El día de ayer la Presidencia acató la resolución del IFAI y entregó la relación de los 37 números de teléfonos que contrató; por lo que estos números serán ahora de "dominio público". El IFAI justifica esta petición argumentando que el equipo y la renta son pagados con los recursos del erario y por lo tanto las dependencias tienen que rendir cuentas.

Una resolución como esta me da gusto, porque demuestra que el IFAI está comprometida en realizar su trabajo. Sin embargo, también evidencia un hueco "legal" que puede ser contraproducente. En alguna ocasión en la institución educativa donde laboro como administrador de sistemas me otorgaron un teléfono --de los de 300 pesos-- con un SIM. Por este medio los directivos y demás personal se podrían comunicar conmigo en caso de tener un problema técnico. Pronto el número se hizo de dominio público y empecé a recibir decenas de llamadas de alumnos para preguntarme cómo subir sus tareas al sistema. No era mi trabajo ofrecer ese tipo de asesorías y empecé a perder mucho tiempo en contestar esas llamadas que se extendían fuera de mi horario de trabajo: todos los días y a todas horas, incluso en la madrugada. Cambiaron mi número y ocurrió nuevamente lo mismo, por lo que pedí que cualquier problema técnico fuera notificado a un correo electrónico --con los inconvenientes que eso conlleva--.

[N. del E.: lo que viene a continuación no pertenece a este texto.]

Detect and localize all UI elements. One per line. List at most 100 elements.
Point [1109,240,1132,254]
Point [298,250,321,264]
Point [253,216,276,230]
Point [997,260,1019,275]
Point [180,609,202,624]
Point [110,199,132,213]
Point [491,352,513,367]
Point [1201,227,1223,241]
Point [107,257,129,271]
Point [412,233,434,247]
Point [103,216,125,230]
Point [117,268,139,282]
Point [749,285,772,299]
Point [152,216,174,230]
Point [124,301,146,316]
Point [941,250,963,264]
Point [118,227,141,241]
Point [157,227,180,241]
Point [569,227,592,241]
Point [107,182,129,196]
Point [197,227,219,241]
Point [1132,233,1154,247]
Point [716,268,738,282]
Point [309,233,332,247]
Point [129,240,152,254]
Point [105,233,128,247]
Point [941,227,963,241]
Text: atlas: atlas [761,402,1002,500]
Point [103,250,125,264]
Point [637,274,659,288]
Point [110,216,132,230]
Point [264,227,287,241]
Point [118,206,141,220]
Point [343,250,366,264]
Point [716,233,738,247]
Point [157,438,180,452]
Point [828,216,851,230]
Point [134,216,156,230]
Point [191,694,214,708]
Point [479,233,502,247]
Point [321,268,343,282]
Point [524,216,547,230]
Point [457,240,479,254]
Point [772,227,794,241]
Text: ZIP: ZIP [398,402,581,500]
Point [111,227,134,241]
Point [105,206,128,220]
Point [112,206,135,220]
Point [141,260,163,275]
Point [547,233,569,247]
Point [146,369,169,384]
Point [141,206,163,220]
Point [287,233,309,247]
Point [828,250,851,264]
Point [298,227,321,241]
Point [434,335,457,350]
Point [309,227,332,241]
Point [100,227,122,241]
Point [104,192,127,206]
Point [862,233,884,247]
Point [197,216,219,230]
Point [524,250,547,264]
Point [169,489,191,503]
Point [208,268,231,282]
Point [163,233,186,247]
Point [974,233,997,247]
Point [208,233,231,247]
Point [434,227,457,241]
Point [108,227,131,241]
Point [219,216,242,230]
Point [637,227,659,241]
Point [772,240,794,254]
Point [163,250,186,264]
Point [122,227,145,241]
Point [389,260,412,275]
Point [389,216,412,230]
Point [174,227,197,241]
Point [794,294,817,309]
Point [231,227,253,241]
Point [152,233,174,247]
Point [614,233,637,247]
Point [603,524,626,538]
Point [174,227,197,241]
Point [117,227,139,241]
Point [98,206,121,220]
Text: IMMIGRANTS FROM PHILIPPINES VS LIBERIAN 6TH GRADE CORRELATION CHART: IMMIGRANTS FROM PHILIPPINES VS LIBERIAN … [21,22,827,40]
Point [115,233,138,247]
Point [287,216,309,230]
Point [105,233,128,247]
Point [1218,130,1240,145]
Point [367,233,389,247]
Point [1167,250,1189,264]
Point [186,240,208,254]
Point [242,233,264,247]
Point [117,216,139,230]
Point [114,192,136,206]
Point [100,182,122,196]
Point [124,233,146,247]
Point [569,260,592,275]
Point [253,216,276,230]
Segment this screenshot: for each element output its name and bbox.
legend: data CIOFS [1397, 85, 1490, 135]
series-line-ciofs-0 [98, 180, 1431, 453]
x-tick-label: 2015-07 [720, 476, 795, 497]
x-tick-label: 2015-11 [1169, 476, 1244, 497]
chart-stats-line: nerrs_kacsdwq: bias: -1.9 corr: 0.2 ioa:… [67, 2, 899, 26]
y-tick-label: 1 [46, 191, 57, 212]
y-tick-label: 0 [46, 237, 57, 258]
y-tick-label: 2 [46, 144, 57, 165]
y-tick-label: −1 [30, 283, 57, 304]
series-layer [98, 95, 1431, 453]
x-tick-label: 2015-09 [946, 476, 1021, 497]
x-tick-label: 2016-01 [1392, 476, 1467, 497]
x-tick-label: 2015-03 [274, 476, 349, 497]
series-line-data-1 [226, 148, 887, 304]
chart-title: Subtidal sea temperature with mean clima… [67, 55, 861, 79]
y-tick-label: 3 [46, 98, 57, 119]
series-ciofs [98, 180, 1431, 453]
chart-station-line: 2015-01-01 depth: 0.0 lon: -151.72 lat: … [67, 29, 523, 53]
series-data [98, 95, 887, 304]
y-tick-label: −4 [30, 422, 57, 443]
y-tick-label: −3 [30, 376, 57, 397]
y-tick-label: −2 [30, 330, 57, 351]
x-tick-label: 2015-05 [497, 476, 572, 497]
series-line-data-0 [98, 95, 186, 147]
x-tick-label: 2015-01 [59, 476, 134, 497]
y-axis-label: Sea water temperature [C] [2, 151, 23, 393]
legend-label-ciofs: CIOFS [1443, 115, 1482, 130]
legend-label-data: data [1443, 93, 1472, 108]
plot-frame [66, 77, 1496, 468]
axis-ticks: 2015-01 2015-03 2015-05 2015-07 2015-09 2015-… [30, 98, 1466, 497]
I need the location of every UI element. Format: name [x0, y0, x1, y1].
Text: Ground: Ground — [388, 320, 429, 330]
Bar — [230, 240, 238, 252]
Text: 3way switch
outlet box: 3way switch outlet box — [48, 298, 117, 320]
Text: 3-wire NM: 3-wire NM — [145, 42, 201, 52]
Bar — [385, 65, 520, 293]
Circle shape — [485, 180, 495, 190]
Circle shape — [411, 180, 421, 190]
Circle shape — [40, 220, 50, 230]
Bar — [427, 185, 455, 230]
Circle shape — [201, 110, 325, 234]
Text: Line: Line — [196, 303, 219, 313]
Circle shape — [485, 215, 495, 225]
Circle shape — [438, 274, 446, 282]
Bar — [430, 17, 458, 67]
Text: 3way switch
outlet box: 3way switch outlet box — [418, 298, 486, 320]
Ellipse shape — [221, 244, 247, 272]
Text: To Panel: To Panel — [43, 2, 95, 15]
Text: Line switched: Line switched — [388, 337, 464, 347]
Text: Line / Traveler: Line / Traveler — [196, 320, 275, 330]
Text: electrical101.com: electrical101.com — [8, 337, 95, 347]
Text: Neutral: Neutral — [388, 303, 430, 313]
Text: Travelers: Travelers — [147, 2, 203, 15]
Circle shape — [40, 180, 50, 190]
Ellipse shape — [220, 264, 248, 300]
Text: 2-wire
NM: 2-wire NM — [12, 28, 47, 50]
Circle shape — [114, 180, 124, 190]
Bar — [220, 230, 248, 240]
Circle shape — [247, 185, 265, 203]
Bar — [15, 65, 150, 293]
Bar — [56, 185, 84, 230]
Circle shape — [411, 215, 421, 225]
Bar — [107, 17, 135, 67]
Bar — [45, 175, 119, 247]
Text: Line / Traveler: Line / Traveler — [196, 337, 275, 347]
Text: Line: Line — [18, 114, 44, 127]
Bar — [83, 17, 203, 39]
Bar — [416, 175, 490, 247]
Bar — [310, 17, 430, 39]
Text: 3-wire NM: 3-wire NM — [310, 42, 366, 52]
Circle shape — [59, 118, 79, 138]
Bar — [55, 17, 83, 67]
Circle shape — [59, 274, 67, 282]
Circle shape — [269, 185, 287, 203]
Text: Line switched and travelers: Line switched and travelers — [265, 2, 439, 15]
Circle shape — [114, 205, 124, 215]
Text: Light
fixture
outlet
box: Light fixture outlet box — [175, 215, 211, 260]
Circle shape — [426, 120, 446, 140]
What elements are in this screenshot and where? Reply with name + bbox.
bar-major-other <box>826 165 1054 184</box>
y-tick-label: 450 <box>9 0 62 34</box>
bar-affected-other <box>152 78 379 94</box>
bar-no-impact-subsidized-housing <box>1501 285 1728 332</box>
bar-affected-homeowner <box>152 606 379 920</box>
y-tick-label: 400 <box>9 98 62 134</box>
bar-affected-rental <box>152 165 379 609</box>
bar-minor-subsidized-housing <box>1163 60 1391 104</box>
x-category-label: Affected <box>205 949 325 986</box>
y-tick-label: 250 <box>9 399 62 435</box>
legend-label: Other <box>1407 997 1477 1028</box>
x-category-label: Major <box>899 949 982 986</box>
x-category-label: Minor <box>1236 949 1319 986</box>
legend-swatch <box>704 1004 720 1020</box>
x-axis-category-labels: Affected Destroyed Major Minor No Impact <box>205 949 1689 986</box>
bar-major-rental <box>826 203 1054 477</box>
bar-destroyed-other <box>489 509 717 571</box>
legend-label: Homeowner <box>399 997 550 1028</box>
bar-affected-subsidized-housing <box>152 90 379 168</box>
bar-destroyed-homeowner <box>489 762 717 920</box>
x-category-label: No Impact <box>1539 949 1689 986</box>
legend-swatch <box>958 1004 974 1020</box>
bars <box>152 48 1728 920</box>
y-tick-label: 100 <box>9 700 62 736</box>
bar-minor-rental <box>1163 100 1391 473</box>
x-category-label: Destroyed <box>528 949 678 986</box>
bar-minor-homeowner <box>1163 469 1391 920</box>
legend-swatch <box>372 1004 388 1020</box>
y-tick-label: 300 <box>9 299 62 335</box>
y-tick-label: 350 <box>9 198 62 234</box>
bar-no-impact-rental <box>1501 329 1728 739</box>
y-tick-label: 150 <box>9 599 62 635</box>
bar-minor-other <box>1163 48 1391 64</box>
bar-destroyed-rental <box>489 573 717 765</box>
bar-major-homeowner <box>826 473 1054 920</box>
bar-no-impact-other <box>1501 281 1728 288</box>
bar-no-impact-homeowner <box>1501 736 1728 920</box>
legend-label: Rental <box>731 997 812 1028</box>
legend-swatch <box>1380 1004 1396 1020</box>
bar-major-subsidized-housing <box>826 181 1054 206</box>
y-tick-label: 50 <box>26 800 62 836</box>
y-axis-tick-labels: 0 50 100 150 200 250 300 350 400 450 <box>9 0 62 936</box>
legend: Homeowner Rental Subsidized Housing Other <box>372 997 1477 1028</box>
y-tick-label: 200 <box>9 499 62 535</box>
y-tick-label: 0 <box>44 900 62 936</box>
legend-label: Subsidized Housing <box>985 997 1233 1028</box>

No me imagino a los funcionarios de la Presidencia soportando escuchar sonar su teléfono a cada minuto. Sobre todo porque el 99 por ciento de las llamadas serán de ciudadanos inconformes que creen que molestándolos solucionarán los problemas del país. No va a pasar. Presidencia seguramente cambiará los números y esta petición al IFAI quedará solo como una anécdota y una muestra de cómo hacer perder tiempo a los funcionarios ocupándose en asuntos banales como conocer los teléfonos de funcionarios en lugar de enfocarse a asuntos para los que fue pensado este instituto: poner en evidencia a los corruptos.